Hommage à Henri Alleg

Henri Alleg, journaliste, militant communiste et écrivain, vient de nous quitter. Son livre, La question, publié en 1958, va provoquer une véritable onde de choc. Nous sommes en pleine guerre d’Algérie….

Henri Alleg, journaliste, militant communiste et écrivain, vient de nous quitter. Son livre, La question, publié en 1958, va provoquer une véritable onde de choc. Nous sommes en pleine guerre d’Algérie. Juin 1957, Henri Alleg, membre du parti communiste algérien, directeur du quotidien Alger Républicain, interdit de publication, vit dans la clandestinité lorsqu’il est arrêté par des parachutistes. La guerre d’Algérie, qualifiée d’événement en métropole, bat son plein. La sauvagerie et l’horreur se déchaînent, l’usage de la torture se banalise. L’Etat Français ferme les yeux, tout en cautionnant de telles pratiques. Le livre d’Henri Alleg va les lui ouvrir brutalement.

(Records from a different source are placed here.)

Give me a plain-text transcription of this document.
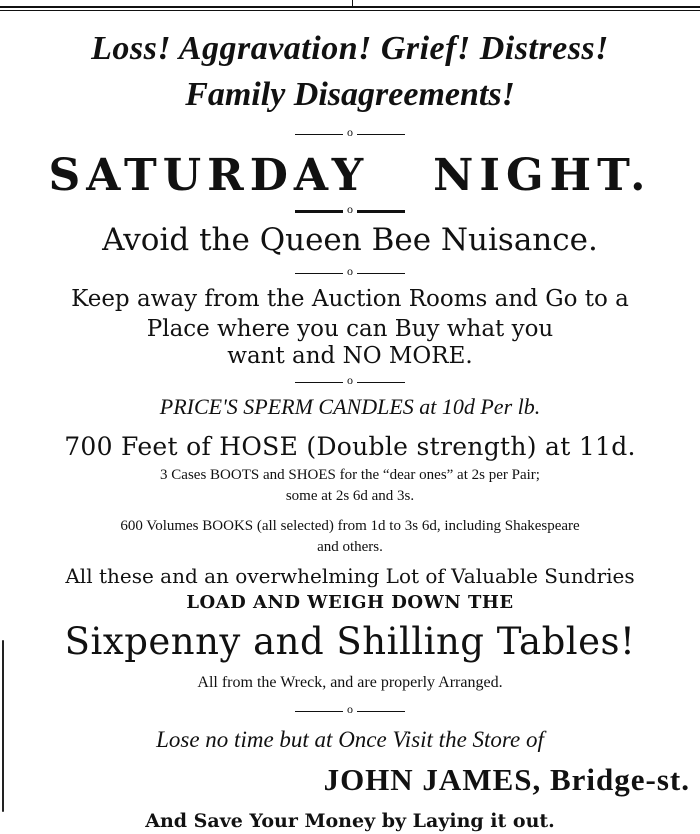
Loss! Aggravation! Grief! Distress!
Family Disagreements!
o
SATURDAY   NIGHT.
o
Avoid the Queen Bee Nuisance.
o
Keep away from the Auction Rooms and Go to a
Place where you can Buy what you
want and NO MORE.
o
PRICE'S SPERM CANDLES at 10d Per lb.
700 Feet of HOSE (Double strength) at 11d.
3 Cases BOOTS and SHOES for the “dear ones” at 2s per Pair;
some at 2s 6d and 3s.
600 Volumes BOOKS (all selected) from 1d to 3s 6d, including Shakespeare
and others.
All these and an overwhelming Lot of Valuable Sundries
LOAD AND WEIGH DOWN THE
Sixpenny and Shilling Tables!
All from the Wreck, and are properly Arranged.
o
Lose no time but at Once Visit the Store of
JOHN JAMES, Bridge-st.
And Save Your Money by Laying it out.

Séquestré dans un immeuble d’El Biar, le journaliste va subir des sévices ignobles, terribles. A ses cotés, Maurice Audin, jeune assistant en mathématiques, militant du PCA, mourra sous la torture. Henri Alleg résiste aux coups, à la gégène, aux brûlures, à l’étouffement par l’eau, aux humiliations, aux menaces de représailles sur sa famille. Il trouvera la force et les mots pour décrire cet enfer-là, dans le livre La question préfacé par Jean-Paul Sartre. Un livre aussitôt censuré par les autorités françaises, que Malraux, Martin du Gard, Mauriac et Sartre défendront en vain auprès de René Coty, président de la République.

Ces mots sont durs, ils vont faire voler en éclats un terrible non-dit : oui, la France est en guerre en Algérie, oui, des militaires pratiquent la torture : « D’un seul coup, je bondis dans mes liens et hurlai de toute ma voix. Charbonnier venait de m’envoyer dans le corps la première décharge électrique. Près de mon oreille avait jailli une longue étincelle et je sentis dans ma poitrine mon cœur s’emballer… Des nuits entières, durant un mois, j’ai entendu hurler des hommes que l’on torturait, et leurs cris résonnent pour toujours dans ma mémoire. »

Peu à peu, l’histoire de la guerre d’Algérie sort enfin de l’ombre. Mais il reste encore beaucoup d’archives à ouvrir et de travail à accomplir, pour que les historiens, les sociologues et les témoins de l’époque entreprennent le travail de mémoire qui s’impose. Le processus est lent, le processus est long, mais il est en marche et Henri Alleg, Germaine Tillion et bien d’autres en auront été les principaux artisans. Devoir de justice, devoir de vérité de l’Etat Français, devoir d’une histoire assumée, voilà ce que le journaliste écrivain réclamait et exigeait, voilà le travail qu’il nous faut poursuivre et approfondir.

Henri Alleg n’aura pas été que l’unique auteur de La question. Ses combats ont été multiples, contre la spoliation et l’exploitation de l’homme par l’homme. Il parlait du présent et au présent, d’une forme de « néo-colonialisme » qui ne dit pas son nom mais qui alimente toujours les guerres impérialistes en Irak, en Afghanistan, mais aussi dans l’oppression du peuple palestinien par l’Etat d’Israël.

Adhérent de longue date au PCF, il avait pour ligne d’horizon la justice sociale, la fraternité entre les hommes et les peuples, et le combat contre toute forme de discriminations, d’apartheid.

Sur la crise actuelle, Henri Alleg tenait ces mots : « Moi aussi, j’ai fait le point. Mais je crois que les désillusions ne doivent pas ébranler notre conviction que l’on peut changer le monde ».  Des mots à la hauteur d’un homme de mémoire et d’un homme d’espoir, d’un homme d’engagement et de conviction qui s’est battu pour ses idéaux jusqu’à son dernier souffle.